I am Gongjie from the robotics lab of Alibaba DAMO Academy.
I wonder if camera parameters can be directly injected into the model instead of relying on the predictions. In many practical cases, such as robotics / autonomous driving, camera parameters are pretty easy to obtain. I think directly injecting accurate params could help a lot.
Do you have any advice on achieving this? Thanks a lot. :)
Hi @ZhangGongjie ,
Thanks for the interest! Yes we are testing this feature, and should be included in our next version. Basically it requires to finetune a model to accommodate such an input. A straightforward idea is using something similar to DiT(https://github.com/facebookresearch/DiT).
In our own experiments, fine-tuning typically takes 1–2 days and already shows decent results.
Awesome!! 👍 👍 👍 May I know how many GPU hours you are fine-tuning for?

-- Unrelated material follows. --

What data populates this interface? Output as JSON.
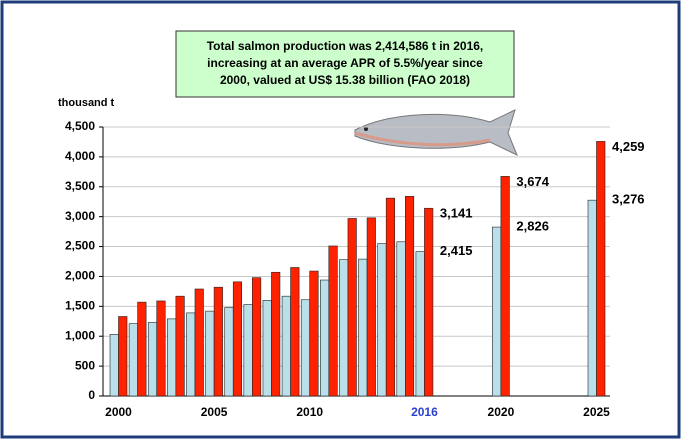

It was trained on 64 GPUs for 1-2 days , so approximately 1k-2k GPU hours.
Hi @ZhangGongjie ,
Thanks for the interest! Yes we are testing this feature, and should be included in our next version. Basically it requires to finetune a model to accommodate such an input. A straightforward idea is using something similar to DiT(https://github.com/facebookresearch/DiT).
In our own experiments, fine-tuning typically takes 1–2 days and already shows decent results.

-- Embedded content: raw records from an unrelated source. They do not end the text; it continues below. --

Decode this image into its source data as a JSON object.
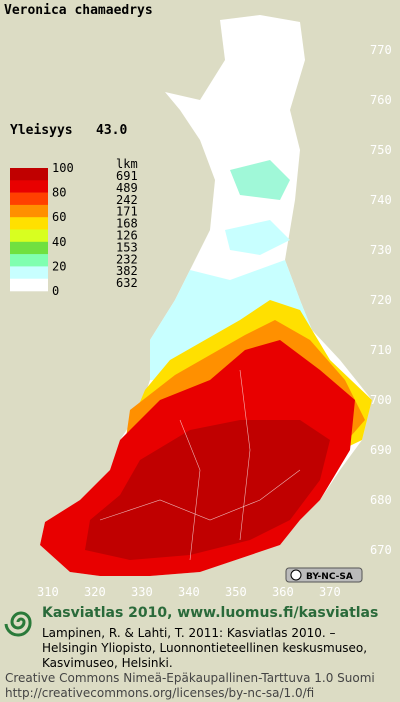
{
  "title": "Veronica chamaedrys",
  "frequency": {
    "label": "Yleisyys",
    "value": "43.0"
  },
  "legend": {
    "scale_labels": [
      "100",
      "80",
      "60",
      "40",
      "20",
      "0"
    ],
    "count_header": "lkm",
    "counts": [
      "691",
      "489",
      "242",
      "171",
      "168",
      "126",
      "153",
      "232",
      "382",
      "632"
    ],
    "band_colors": [
      "#c00000",
      "#e80000",
      "#ff4000",
      "#ff9000",
      "#ffe000",
      "#d8ff20",
      "#70e040",
      "#80ffb0",
      "#c8ffff",
      "#ffffff"
    ]
  },
  "grid": {
    "y_labels": [
      "770",
      "760",
      "750",
      "740",
      "730",
      "720",
      "710",
      "700",
      "690",
      "680",
      "670"
    ],
    "x_labels": [
      "310",
      "320",
      "330",
      "340",
      "350",
      "360",
      "370"
    ]
  },
  "license_badge": "BY-NC-SA",
  "footer": {
    "heading": "Kasviatlas 2010, www.luomus.fi/kasviatlas",
    "citation": [
      "Lampinen, R. & Lahti, T. 2011: Kasviatlas 2010. –",
      "Helsingin Yliopisto, Luonnontieteellinen keskusmuseo,",
      "Kasvimuseo, Helsinki."
    ],
    "license": [
      "Creative Commons Nimeä-Epäkaupallinen-Tarttuva 1.0 Suomi",
      "http://creativecommons.org/licenses/by-nc-sa/1.0/fi"
    ]
  }
}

I am really looking forward to this feature!
Are there any relevant codes and model weights released now?
May I ask if it is now supported to use the known intrinsic and poses of the camera?
Hey @jytime is this feature still being worked on? would be really helpful for a ton of robotics applications
Still waiting, may I ask when it will be released approximately?
Hi @jytime , following up on your suggestion about "using something similar to DiT": are you proposing replacing the LayerNorm in each Block of VGGT's Aggregate with DiT's AdaLN-Zero? I tried this modification in some initial experiments. However, it resulted in a significantly high loss during the early training stages. Is this expected behavior? Could you advise on where improvements might be needed (e.g., architecture adjustments) or if training settings (like the loss function or learning rate) should be tuned?